Le médecin en a profité pour mener sa petite enquête, nous demandant de répondre anonymement à trois questions portant sur les caractéristiques physiques de notre vulve. On dispose de peu de données quantitatives à ce sujet, ce qui n’empêche pas les chirurgiens esthétiques d’opérer les femmes ne se sentant pas « normales ».

Une discussion a suivi, les témoignages montrant bien qu’on était encore loin de l’épanouissement sexuel pour les femmes, quelle que soit leur génération. La découverte de sa propre sexualité apparaît comme un combat contre l’obscurantisme sexuel toujours à l’œuvre. Parmi les intervenantes, une femme d’origine africaine, excisée comme toutes les filles de sa famille, qui a fait appel au Dr Foldès pour faire reconstruire son clitoris ; une femme mariée dans les années cinquante, qui n’a rien appris sur son corps durant sa vie conjugale, et évoquait la sexualité des femmes âgées ; une mère indignée qu’une institutrice empêche rigidement sa fille de se tripoter à l’école. L’atelier aurait pu continuer longtemps, tellement il reste du boulot à faire ! Selon une déclaration de militantes lesbiennes, « il est temps qu’on brûle notre culotte ! », qu’on montre notre vraie sexualité.

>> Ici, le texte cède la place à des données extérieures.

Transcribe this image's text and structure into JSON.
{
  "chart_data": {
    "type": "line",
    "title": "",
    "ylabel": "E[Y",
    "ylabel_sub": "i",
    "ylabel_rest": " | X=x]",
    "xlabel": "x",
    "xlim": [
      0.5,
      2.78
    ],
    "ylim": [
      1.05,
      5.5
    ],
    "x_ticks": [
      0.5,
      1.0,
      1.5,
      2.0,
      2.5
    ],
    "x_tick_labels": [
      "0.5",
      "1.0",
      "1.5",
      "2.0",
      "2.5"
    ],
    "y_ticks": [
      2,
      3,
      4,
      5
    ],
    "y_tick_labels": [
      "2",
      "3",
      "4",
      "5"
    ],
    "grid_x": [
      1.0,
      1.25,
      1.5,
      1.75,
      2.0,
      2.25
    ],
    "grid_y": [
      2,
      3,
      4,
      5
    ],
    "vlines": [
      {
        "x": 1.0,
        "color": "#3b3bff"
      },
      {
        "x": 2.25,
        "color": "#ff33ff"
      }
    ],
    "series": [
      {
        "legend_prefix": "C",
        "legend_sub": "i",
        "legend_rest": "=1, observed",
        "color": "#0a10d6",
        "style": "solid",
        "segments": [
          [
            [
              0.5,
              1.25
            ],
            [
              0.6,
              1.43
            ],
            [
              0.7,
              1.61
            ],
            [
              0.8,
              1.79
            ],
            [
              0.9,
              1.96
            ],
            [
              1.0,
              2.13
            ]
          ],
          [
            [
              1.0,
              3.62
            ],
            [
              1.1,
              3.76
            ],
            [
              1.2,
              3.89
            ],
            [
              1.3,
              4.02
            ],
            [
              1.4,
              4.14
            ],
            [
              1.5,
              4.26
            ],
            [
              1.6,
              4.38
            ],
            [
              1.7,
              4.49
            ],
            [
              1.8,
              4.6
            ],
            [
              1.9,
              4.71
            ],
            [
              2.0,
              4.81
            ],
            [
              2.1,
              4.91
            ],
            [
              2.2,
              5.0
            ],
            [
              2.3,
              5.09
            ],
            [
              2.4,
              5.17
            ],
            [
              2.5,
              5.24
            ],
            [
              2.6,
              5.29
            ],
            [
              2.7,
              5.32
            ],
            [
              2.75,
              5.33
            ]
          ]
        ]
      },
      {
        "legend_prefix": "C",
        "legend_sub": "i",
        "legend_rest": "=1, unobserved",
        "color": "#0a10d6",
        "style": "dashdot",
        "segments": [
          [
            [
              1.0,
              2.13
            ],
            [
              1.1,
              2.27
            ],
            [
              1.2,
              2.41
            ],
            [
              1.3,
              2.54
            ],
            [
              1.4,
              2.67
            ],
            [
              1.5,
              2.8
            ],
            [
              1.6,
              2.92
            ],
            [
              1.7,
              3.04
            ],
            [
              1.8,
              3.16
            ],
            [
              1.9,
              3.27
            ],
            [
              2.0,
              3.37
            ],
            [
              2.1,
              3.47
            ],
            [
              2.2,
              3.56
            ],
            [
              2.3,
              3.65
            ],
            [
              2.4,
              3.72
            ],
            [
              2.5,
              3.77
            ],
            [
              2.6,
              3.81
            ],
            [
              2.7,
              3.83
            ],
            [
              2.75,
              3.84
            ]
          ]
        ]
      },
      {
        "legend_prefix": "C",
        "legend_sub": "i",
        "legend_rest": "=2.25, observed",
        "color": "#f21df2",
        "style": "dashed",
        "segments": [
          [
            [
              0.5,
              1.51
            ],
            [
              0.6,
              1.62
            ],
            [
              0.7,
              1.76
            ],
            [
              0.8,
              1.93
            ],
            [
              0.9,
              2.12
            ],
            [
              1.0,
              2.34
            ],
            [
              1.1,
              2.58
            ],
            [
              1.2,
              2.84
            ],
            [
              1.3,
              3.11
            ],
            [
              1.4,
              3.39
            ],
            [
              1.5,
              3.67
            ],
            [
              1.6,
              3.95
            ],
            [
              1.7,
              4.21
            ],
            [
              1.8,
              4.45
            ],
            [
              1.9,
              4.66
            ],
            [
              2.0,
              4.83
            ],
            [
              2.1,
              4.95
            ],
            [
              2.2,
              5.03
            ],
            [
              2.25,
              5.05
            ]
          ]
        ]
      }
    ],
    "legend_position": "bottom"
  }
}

Dans l’après-midi, j’ai suivi la table ronde « Éduquer au genre : pour en finir avec Mars et Vénus », portant là aussi sur des thèmes qui m’intéressaient. Au programme une vidéo de l’intervention de Catherine Vidal, « Le cerveau a-t-il un sexe ? », un point de l’historienne Christine Bard sur les études sur le genre, le résumé d’une enquête de la sociologue Sylvie Cromer sur les représentations sexuées dans les manuels scolaires et la littérature jeunesse, une intervention de Carine Favier du planning familial sur l’éducation à la sexualité et une présentation des interventions faites dans les écoles sur la lutte contre les violences sexistes par Nicole Crépeau, de Solidarité Femmes.

Un dernier documentaire sur l’action de syndicalistes marseillaises, les dernières discussions animées dans le hall sur la vie, la politique, le boulot (incroyable, j’ai croisé des collègues !). Ne restait plus qu’à profiter une dernière fois du merveilleux restaurant universitaire d’Evry avant de sauter dans le premier RER pour Paris. Je ne revenais pas les mains vides, ayant fait l’acquisition de la Fabuleuse histoire du clitoris, de Jean-Claude Piquard, pour en faire un cadeau pas du tout intéressé à Quintilien.

Je ne pouvais malheureusement pas y retourner le lendemain, manquant d’autres ateliers à l’intitulé prometteur et l’insigne honneur de croiser Najat Vallaud-Belkacem, ce qui ne m’a pas empêchée de dormir. L’expérience m’a plu, je reviendrai je pense, en essayant de participer à plus d’ateliers.